Anders als auf nationaler Ebene werden EU-Gesetze regelmäßig überprüft. Eine derartige turnusgemäße Überprüfung der Luftreinhaltungsrichtlinie, ein Fitnesscheck, läuft gerade. Ende des Jahres soll das Ergebnis vorliegen. Umweltkommissar Vella hat bereits erklärt, dass es bei einer Überprüfung zu Änderungen kommen könnte.

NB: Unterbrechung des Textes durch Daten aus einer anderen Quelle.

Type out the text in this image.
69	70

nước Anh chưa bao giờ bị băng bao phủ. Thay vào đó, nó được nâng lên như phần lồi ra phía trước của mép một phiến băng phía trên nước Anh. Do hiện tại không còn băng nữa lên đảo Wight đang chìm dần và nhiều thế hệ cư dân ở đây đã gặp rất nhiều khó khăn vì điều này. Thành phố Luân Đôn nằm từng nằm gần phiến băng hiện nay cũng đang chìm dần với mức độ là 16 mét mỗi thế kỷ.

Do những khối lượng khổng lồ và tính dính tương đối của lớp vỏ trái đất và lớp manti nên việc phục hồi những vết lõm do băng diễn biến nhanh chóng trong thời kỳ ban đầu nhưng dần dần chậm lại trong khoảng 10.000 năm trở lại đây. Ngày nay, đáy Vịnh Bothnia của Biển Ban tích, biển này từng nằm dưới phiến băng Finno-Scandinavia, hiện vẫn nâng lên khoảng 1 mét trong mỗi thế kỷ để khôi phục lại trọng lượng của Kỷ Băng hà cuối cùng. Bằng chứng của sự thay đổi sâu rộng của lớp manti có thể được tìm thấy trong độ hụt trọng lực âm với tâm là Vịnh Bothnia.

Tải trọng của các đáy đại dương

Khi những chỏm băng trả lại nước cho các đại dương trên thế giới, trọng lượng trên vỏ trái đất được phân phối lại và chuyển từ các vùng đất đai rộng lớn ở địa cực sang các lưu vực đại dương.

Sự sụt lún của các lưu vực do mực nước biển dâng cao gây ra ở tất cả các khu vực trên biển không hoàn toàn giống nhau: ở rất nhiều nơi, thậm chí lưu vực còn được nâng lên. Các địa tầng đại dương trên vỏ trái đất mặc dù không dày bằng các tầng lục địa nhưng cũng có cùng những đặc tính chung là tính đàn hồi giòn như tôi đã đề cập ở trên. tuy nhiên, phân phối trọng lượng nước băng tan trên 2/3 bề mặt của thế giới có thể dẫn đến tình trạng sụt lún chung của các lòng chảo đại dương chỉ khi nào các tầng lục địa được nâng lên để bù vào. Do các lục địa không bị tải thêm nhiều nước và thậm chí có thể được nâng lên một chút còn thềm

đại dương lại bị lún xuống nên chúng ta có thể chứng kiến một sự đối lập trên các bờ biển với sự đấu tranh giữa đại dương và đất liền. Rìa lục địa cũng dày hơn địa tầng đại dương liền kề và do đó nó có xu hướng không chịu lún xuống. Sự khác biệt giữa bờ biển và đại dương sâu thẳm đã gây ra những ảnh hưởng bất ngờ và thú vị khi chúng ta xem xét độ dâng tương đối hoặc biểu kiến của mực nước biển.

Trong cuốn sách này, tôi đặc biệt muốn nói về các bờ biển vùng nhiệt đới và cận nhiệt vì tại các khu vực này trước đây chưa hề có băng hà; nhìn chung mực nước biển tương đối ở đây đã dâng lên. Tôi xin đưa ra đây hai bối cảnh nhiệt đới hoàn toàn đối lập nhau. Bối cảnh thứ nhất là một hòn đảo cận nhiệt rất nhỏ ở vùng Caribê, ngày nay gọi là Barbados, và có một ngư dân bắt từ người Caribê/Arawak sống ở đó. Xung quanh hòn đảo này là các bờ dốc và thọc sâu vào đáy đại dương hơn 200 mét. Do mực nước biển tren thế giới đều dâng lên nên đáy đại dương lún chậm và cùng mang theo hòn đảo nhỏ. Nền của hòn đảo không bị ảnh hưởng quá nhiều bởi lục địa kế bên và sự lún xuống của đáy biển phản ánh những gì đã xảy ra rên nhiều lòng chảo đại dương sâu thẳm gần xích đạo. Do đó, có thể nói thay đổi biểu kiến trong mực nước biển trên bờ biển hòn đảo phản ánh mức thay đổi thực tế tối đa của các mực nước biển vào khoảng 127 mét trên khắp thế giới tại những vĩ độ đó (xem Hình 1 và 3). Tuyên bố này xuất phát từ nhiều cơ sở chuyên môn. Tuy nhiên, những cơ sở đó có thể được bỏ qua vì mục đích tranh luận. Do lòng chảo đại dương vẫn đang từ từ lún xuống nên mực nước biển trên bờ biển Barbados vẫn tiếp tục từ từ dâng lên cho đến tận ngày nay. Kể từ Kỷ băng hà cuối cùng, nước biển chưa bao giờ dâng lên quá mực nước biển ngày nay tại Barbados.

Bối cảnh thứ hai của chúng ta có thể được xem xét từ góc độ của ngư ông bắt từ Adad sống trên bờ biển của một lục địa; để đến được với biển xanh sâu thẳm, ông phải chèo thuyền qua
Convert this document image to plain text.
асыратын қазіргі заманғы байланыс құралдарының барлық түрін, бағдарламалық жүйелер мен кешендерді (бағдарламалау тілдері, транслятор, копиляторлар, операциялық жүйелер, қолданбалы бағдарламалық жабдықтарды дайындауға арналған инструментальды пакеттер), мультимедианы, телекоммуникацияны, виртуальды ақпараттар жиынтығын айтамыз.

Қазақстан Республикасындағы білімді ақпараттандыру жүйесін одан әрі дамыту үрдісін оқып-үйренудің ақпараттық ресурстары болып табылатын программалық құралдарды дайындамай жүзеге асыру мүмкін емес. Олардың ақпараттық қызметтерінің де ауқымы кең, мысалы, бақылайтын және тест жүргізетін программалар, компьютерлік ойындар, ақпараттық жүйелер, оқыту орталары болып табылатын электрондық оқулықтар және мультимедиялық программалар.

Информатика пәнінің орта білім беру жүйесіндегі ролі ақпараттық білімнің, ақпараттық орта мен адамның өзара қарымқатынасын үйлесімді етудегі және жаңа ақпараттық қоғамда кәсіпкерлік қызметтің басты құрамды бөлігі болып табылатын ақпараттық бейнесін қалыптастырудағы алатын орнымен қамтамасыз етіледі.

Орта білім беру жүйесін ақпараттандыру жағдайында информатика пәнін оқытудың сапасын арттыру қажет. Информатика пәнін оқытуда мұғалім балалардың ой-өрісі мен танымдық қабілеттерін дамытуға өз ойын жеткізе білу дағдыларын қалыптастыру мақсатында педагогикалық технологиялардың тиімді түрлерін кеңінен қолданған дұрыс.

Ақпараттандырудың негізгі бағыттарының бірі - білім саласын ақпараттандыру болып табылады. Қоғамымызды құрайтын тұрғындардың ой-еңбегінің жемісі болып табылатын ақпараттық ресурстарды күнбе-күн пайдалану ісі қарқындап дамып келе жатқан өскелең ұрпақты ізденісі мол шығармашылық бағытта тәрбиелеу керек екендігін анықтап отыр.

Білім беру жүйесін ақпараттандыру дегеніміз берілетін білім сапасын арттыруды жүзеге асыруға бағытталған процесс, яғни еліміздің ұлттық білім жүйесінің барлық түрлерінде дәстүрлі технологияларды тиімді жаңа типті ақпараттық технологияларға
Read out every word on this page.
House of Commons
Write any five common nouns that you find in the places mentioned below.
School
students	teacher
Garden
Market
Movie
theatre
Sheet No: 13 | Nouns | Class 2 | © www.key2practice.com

Kann das Europaparlament etwas tun?

Es hat nicht die Gesetzgebungsinitiative. Es kann nur politischen Druck aufbauen. Dies versucht der Baden-Württemberger Norbert Lins (CDU). Auf seine Initiative hin hat das Europaparlament eine Studie zu den Messstellen in Auftrag gegeben. Die Studie soll prüfen, ob die Behörden in den Mitgliedstaaten jeweils die gleichen Kriterien bei der Auswahl der Messstellen für die Luftqualität anlegen. Die Auswahl der fixen Messstellen in jeweils zehn Kommunen in mehreren Mitgliedsländern der EU sollen von den Experten kritisch unter die Lupe genommen werden. Die Ergebnisse der Studie sollen Mitte März vorliegen. Lins nennt die Fahrverbote in Deutschland „unverhältnismäßig“: „Deutschland befindet sich in einer Schieflage. Kein anderes europäisches Land hat Fahrverbote von Euro-4-Fahrzeugen. Nur Stuttgart hat die komplette Innenstadt gesperrt“, so Linz. Die Debatte um Grenzwerte und Messstandorte zeige, dass hier dringend eine ergebnisoffene und wissenschaftliche Diskussion geführt werden muss. Er hält eine Veränderung der Grenzwerte für möglich: „Sobald wir die Ergebnisse der Studie zu Messstellen und auch neue Erkenntnisse zu den Grenzwerten haben, müssen die richtigen Schlüsse für die Zukunft der europäischen Luftreinhaltungsrichtlinie getroffen werden.“

Muss die WHO tätig werden?

Die Weltgesundheitsorganisation (WHO) hatte 1999 den Grenzwert von 40 Mikrogramm Stickoxiden empfohlen. Er wurde von der EU 2008, als die Luftreinhaltungsrichtlinie von den Mitgliedstaaten und EU-Parlament beschlossen wurde, übernommen. Es heißt, derzeit laufe bei der WHO eine Überprüfung der wissenschaftlichen Grundlagen für die Empfehlung von 40 Mikrogramm. Auch eine andere Empfehlung der WHO könnte die Debatte beeinflussen.